Aus dem Blutplasma filtern die Nieren ständig den Urin, der sich dann in der Blase ansammelt. Wenn sich die Blase füllt, sendet sie entsprechende Signale an das Gehirn. Dieses antwortet, indem es Impulse an Blase und Harnröhre sendet. Dort wird dann ein bestimmter Botenstoff freigesetzt, der zweierlei bewirkt: Erstens entspannt sich die Muskulatur, die für das Austreiben des Urins zuständig ist. Die Blase kann sich also weiter füllen, ohne dass in ihr der Druck steigt. Zweitens zieht sich die Muskulatur der Harnröhre und der Schließmuskel zusammen. Der Urin kann nicht aus der Blase entweichen. Zusätzlich kann die Verschlusskraft des Schließmuskels auch willentlich erhöht werden.

Die Entleerungsphase der Blase

Wenn die Blase ihre maximale Füllmenge erreicht, sendet sie erneut Signale an das Gehirn. Dort werden durch das so genannte Miktionszentrum Impulse an Blase und Harnröhre gesendet und die Entleerung wird in die Wege geleitet. Die harnaustreibenden Muskeln ziehen sich zusammen, gleichzeitig entspannt sich die Schließmuskulatur. Der Urin wird so aus der Blase herausgepresst. Der Mensch kann dies willentlich aufschieben, indem er den Harnröhrenschließmuskel zusammenzieht. Jeder hat bereits selbst die Erfahrung gemacht, dass dies eine bewusste Anstrengung erfordert, die mit jeder Minute anwachsen kann. Bei einer Dranginkontinenz meldet die Blase zu früh, dass sie gefüllt ist. Der Harndrang setzt bereits ein, wenn nur wenig Urin in der Blase ist.

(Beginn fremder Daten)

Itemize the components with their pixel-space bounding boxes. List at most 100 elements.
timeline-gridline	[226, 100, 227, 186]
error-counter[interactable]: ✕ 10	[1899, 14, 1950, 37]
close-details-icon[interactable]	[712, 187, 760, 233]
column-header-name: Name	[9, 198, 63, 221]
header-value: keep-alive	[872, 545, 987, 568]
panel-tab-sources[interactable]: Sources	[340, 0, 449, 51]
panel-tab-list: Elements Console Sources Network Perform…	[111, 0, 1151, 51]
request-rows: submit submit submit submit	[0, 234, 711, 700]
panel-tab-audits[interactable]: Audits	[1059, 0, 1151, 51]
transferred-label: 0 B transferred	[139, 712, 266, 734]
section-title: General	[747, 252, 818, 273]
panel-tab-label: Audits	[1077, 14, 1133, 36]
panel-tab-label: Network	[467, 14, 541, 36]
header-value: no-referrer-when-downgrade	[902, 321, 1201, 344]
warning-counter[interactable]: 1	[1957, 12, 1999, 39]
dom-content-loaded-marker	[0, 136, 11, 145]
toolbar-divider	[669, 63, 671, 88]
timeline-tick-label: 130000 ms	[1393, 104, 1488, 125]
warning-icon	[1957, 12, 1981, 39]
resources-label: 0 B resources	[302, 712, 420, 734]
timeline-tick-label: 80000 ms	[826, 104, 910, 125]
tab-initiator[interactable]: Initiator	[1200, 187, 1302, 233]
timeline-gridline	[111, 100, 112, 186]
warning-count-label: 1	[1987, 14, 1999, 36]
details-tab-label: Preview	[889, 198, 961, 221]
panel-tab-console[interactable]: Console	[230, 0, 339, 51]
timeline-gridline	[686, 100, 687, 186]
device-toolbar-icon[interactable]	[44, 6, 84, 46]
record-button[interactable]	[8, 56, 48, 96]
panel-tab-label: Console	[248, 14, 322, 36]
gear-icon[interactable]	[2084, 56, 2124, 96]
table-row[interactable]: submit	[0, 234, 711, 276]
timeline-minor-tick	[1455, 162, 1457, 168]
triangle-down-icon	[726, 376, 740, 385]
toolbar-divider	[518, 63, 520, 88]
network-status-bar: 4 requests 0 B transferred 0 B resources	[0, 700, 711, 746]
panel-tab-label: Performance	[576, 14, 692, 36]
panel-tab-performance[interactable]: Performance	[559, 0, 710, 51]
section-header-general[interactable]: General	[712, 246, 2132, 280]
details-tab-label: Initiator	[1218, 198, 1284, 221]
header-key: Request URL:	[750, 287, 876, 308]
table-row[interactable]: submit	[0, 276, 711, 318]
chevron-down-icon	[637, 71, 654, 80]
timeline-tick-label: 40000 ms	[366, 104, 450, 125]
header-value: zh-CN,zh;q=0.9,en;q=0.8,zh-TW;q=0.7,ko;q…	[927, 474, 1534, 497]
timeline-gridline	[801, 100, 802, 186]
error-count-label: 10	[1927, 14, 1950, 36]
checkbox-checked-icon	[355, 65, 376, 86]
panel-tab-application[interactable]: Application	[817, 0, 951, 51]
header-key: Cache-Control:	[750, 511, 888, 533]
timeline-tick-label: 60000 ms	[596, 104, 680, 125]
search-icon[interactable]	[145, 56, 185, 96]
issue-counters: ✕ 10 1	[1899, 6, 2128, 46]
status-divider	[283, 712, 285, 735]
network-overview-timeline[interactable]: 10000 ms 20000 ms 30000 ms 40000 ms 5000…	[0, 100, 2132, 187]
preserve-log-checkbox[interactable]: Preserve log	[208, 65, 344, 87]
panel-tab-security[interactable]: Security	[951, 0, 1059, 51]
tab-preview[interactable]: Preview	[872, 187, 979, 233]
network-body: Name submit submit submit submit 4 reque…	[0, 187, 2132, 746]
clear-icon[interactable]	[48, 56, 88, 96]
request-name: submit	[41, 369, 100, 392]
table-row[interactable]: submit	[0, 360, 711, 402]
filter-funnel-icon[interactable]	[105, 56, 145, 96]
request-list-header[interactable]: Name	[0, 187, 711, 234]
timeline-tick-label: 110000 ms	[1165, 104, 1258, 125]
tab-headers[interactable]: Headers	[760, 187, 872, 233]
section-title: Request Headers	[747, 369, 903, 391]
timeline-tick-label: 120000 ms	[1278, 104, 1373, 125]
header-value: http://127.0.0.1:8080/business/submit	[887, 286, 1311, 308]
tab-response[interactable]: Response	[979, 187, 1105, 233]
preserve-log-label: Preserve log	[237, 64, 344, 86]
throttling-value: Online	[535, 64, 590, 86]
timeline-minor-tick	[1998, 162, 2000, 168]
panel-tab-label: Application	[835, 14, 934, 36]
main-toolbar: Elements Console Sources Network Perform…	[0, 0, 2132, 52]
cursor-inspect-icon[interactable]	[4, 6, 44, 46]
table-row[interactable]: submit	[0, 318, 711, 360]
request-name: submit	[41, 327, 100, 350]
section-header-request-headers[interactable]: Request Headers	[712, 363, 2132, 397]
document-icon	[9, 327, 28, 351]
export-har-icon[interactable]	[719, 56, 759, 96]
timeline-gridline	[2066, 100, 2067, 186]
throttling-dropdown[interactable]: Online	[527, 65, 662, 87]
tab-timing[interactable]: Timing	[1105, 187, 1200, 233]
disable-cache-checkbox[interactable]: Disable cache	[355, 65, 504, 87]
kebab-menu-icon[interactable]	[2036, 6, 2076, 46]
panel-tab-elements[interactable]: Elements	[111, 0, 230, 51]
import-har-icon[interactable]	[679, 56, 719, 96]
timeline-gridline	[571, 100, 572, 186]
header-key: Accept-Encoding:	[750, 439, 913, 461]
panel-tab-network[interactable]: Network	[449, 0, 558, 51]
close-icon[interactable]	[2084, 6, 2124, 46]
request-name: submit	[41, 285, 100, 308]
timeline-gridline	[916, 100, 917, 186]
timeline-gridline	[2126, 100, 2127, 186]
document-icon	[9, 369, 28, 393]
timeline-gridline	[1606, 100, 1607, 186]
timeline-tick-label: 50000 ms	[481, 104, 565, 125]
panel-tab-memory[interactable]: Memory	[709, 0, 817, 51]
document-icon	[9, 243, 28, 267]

Druckverhältnisse und Blasenfunktion

Die Druckverhältnisse im Unterleib sind entscheidend für die normale Funktion der Blase. Sie können sich nicht nur durch das Einwirken von Impulsen aus dem Gehirn verändern. Wenn sich einzelne Organe - vor allem Blase, Harnröhre, Scheide und Gebärmutter - in eine andere Position verlagern, kann das einen dauerhaften Einfluss auf die Druck- und Spannungsverhältnisse im Unterleib haben. So liegen Blase, Harnröhre und Scheide im Normalfall eng beieinander und stützen sich gegenseitig. Wenn das Gewebe im Beckenboden geschwächt wird und sich die Gebärmutter absenkt, ändert sich auch die Lage der Scheide. Der Harnröhre fehlt in der Folge der Gegendruck, sie kann einer gefüllten Blase weniger Verschlusskraft entgegenhalten. Dies kann ein Grund sein, warum z.B. auch viele Frauen während und nach einer Schwangerschaft unter einer Harninkontinenz leiden. Aus einer solchen Verlagerung von Organen resultiert meist eine Belastungsinkontinenz.